Approached recently by a reporter in his driveway in Hancock, Mr. Geer, now 54, was asked to comment on the accusations, and slowly shook his head and said, “No.” He turned and entered his house.
Eventually, the son of the Family Foundation School’s founders, Emmanuel Argiros, who goes by Michael, took over day-to-day operations. In depositions in 2018 and 2021, he denied knowing about any reports of abuse while at the school. He elaborated in a deposition last April. “The magnitude and frequency of these events seems impossible,” he said. “The school was so open physically, like people everywhere moving around.”

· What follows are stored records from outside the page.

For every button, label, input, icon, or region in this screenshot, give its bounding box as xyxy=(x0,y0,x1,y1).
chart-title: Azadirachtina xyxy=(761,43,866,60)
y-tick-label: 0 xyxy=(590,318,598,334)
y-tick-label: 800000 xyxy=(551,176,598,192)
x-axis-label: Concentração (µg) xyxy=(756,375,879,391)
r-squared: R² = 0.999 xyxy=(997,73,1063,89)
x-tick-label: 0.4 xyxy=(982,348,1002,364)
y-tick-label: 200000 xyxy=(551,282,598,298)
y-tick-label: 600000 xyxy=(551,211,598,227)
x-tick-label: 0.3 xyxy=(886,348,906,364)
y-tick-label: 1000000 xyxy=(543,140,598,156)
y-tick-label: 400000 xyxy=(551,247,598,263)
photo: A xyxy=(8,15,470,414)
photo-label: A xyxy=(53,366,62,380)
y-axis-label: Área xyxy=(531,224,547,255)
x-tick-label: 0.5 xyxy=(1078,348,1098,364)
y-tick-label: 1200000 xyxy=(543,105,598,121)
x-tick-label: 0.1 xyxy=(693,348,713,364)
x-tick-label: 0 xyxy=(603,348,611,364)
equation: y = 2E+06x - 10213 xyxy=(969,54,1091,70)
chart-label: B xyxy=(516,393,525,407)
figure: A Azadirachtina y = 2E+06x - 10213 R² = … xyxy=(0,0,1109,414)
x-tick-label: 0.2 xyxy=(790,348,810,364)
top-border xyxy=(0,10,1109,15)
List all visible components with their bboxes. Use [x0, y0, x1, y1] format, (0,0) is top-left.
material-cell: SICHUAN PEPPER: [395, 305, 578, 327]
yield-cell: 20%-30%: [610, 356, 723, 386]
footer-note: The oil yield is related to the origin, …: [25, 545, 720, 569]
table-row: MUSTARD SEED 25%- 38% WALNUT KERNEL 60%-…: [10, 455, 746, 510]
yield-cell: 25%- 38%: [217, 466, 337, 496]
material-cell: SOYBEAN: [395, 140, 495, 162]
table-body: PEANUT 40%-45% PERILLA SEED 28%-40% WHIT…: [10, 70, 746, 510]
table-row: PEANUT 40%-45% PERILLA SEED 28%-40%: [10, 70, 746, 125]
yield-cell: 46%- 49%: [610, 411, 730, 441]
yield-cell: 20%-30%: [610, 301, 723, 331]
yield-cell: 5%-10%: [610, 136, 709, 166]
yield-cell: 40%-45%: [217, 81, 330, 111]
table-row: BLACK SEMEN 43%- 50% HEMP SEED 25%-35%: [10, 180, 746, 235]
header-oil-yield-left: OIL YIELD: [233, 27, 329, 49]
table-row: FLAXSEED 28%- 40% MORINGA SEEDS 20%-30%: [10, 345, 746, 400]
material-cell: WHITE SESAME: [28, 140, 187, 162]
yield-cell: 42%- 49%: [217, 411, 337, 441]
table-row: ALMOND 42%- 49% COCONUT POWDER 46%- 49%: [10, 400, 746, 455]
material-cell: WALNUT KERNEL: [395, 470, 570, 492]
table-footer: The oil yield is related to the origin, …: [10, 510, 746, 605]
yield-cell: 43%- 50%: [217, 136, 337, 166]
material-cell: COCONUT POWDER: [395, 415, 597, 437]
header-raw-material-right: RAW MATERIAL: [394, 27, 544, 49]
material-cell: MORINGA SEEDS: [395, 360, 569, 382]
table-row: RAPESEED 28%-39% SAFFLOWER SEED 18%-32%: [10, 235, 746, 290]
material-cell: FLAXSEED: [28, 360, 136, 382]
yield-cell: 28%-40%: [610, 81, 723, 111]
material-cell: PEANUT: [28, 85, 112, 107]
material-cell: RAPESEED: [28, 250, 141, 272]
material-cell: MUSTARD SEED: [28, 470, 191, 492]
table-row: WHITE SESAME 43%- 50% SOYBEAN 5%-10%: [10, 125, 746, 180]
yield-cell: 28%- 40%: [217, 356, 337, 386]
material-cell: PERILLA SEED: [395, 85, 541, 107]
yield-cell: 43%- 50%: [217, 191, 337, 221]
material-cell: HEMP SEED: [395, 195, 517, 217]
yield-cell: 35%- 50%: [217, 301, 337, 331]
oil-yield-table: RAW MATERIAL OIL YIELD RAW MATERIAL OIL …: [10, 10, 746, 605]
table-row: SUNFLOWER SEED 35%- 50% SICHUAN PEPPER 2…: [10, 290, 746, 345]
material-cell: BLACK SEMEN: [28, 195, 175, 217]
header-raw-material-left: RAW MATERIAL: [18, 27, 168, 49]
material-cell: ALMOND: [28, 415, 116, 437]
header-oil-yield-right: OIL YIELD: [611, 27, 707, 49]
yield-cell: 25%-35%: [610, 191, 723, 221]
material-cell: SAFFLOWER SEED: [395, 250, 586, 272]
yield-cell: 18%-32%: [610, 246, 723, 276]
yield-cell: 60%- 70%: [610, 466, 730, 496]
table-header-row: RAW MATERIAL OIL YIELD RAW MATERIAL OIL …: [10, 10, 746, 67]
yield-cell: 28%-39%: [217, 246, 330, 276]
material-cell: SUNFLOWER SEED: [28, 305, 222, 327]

He acknowledged several unorthodox practices there, including “trotting,” or forcing a student to jog in place for hours, as a form of punishment, and said that “sexuality was talked about on a regular basis.”
Asked about Mr. Geer and the accusations of sexual abuse, Mr. Argiros said: “Hindsight is 20-20. So you’re asking me if I think he’s an appropriate guy or not, and what I know today, no.” As for the cook, “He was harsh with the kids,” he said, adding that he ultimately quit or was fired.
Mr. Argiros, asked for comment at his home near Hancock, in Starlight, Pa., said, “I have no comment” and cited ongoing cases.
Another expert consulted by plaintiffs, Frank M. Marlow, is a former schools superintendent and principal in New Jersey. “Every child who was forced to go into an isolation room for an extended period of time, without the benefit of a toilet, should have been reported to Child Protective Services,” he wrote. “Every child forced to carry a bucket of gravel up and down a hill should have been reported to C.P.S. Any staff member using sexual language with children should have been terminated.”
Ms. Ianelli, a psychotherapist and single mother in the Hudson Valley, said in an interview that she wanted the lawsuits to move other young victims of abuse to come forward.
“I hope a survivor out there somewhere sees other survivors with small victories in a big world,” she said. “There are plenty of me’s who never came forward. We’re not a bunch of losers — we’re tough, we’re smart.
“I went from laying with dust in my eyes on a gross basement floor in a blanket, laying in my own fluids, thinking, is this where it ends?” she said. “I want the world to see me doing well.”